Incoming Fellowship within the 7th European Community Framework Programme. C.G.S., I.I., M.D., and A.T. designed the experiments; C.G.S., isometheptene I.I., P.C.R., P.R., and M.E.B. conducted the experiments and analyzed the data; C.G.S. and I.I. wrote the manuscript. “
“Spontaneous neuronal activity pervades the developing nervous system and correlations contained in its patterns guide the synaptic refinement of many immature circuits (Blankenship and Feller, 2010 and Katz and Shatz, 1996). This has best been studied in the developing visual system, where waves of spontaneous activity originate in the retina (Meister et al., 1991) and dictate firing patterns up to primary visual cortex (V1) (Ackman et al., 2012 and Mooney et al., 1996). Across many species, retinal waves mature in three stereotypic stages (I–III) (Blankenship and Feller, 2010 and Wong, 1999). In each stage, distinct mechanisms give rise to unique activity patterns that serve specific functions in organizing visual circuits. During stage III (postnatal day 10–14, P10–P14 mice), the firing patterns of different RGC types diverge (Lee et al., 2002, Liets et al., 2003 and Wong and Oakley, 1996).

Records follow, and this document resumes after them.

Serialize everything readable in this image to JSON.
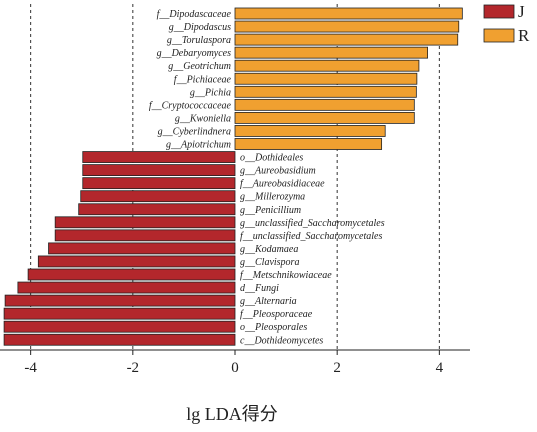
{
  "chart_data": {
    "type": "bar",
    "orientation": "horizontal",
    "xlabel": "lg LDA得分",
    "xlim": [
      -4.6,
      4.6
    ],
    "xticks": [
      -4,
      -2,
      0,
      2,
      4
    ],
    "xtick_labels": [
      "-4",
      "-2",
      "0",
      "2",
      "4"
    ],
    "grid": "vertical dashed",
    "legend_position": "top-right",
    "series": [
      {
        "name": "J",
        "color": "#b3272c"
      },
      {
        "name": "R",
        "color": "#f0a030"
      }
    ],
    "bars": [
      {
        "label": "f__Dipodascaceae",
        "value": 4.45,
        "group": "R"
      },
      {
        "label": "g__Dipodascus",
        "value": 4.38,
        "group": "R"
      },
      {
        "label": "g__Torulaspora",
        "value": 4.36,
        "group": "R"
      },
      {
        "label": "g__Debaryomyces",
        "value": 3.77,
        "group": "R"
      },
      {
        "label": "g__Geotrichum",
        "value": 3.6,
        "group": "R"
      },
      {
        "label": "f__Pichiaceae",
        "value": 3.56,
        "group": "R"
      },
      {
        "label": "g__Pichia",
        "value": 3.55,
        "group": "R"
      },
      {
        "label": "f__Cryptococcaceae",
        "value": 3.51,
        "group": "R"
      },
      {
        "label": "g__Kwoniella",
        "value": 3.51,
        "group": "R"
      },
      {
        "label": "g__Cyberlindnera",
        "value": 2.94,
        "group": "R"
      },
      {
        "label": "g__Apiotrichum",
        "value": 2.87,
        "group": "R"
      },
      {
        "label": "o__Dothideales",
        "value": -2.98,
        "group": "J"
      },
      {
        "label": "g__Aureobasidium",
        "value": -2.98,
        "group": "J"
      },
      {
        "label": "f__Aureobasidiaceae",
        "value": -2.98,
        "group": "J"
      },
      {
        "label": "g__Millerozyma",
        "value": -3.02,
        "group": "J"
      },
      {
        "label": "g__Penicillium",
        "value": -3.06,
        "group": "J"
      },
      {
        "label": "g__unclassified_Saccharomycetales",
        "value": -3.52,
        "group": "J"
      },
      {
        "label": "f__unclassified_Saccharomycetales",
        "value": -3.52,
        "group": "J"
      },
      {
        "label": "g__Kodamaea",
        "value": -3.65,
        "group": "J"
      },
      {
        "label": "g__Clavispora",
        "value": -3.85,
        "group": "J"
      },
      {
        "label": "f__Metschnikowiaceae",
        "value": -4.05,
        "group": "J"
      },
      {
        "label": "d__Fungi",
        "value": -4.25,
        "group": "J"
      },
      {
        "label": "g__Alternaria",
        "value": -4.5,
        "group": "J"
      },
      {
        "label": "f__Pleosporaceae",
        "value": -4.52,
        "group": "J"
      },
      {
        "label": "o__Pleosporales",
        "value": -4.52,
        "group": "J"
      },
      {
        "label": "c__Dothideomycetes",
        "value": -4.52,
        "group": "J"
      }
    ]
  }
}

The occurrence of read-through transcripts from exon 1a through t

The occurrence of read-through transcripts from exon 1a through the constant region of TRIP8b was verified through RT-PCR (data not shown). Lentivirus was stereotactically injected into the dorsal hippocampi of 5-week-old mice. Transverse hippocampal slices (400 μm) were prepared two http://www.selleckchem.com/products/Bortezomib.html weeks after viral injection. Animals were sacrificed in accordance to institutional IACUC standards. For solution composition and detailed methods see Supplemental Experimental Procedures. Virally infected neurons

were identified by EGFP fluorescence. Following recordings of infected neurons, slices were fixed for 30 min in PFA and imaged to ensure that all dye-filled cells were also EGFP+ and that the dendritic structure of infected cells was normal. Series resistance was less than 15 MΩ; capacitance and series resistance were monitored and compensated throughout

the experiments. Recordings were performed at 32°C. All data was aquired with Pclamp software (Molecular Devices) and analyzed with IGORPro Selleckchem SCH727965 (wavemetrics). This work was supported by grants NS36658 and MH80745 from NIH, by fellowships from NIH F32NS064732 (R.P.), the Italian Academy for Advanced Studies in America (B.S.) and a Research Grant from the Epilepsy Foundation (B.S.). We gratefully acknowledge Terunaga Nakagawa and Morgan Sheng for providing the pLLhS and Pavel Osten for providing the pFCK(0.4)GW lentiviral vectors, and Frank Müller for generously providing the rat 7C3 monoclonal HCN1 antibody. We thank Ming-Kuei Jang and Thomas Yocum for preliminary experiments, Haiying Liu for technical assistance and Vivien Chevaleyre for experimental advice. “
“The majority of synaptic inputs onto neurons in the neocortex originate from nearby neurons within the same cortical area, producing local microcircuits that are ubiquitous in neocortex (Braitenberg and Schüz, 1998, Douglas and Martin, 2004 and White, 2007). Local excitatory

connections provide the major excitatory input to neocortical principal neurons, are highly recurrent, and are critically important for information processing, particularly in sensory neocortex (Douglas et al., 1995, Buonomano and Maass, 2009 and Rigas and Castro-Alamancos, 2009). Despite the ubiquitous PDK4 nature of local excitatory circuits, very little is known about their organization and almost nothing known about development at the level of connections between individual neurons, thus leading to a poor understanding of mature network architecture. Layer 4 of the rodent barrel cortex is the primary input layer for ascending sensory information arriving via thalamocortical fibers (Petersen, 2003). Layer 4 contains clusters of neurons, named barrels, each of which receives topographically mapped input from a corresponding whisker; this provides an anatomical correlate for whisker receptive fields.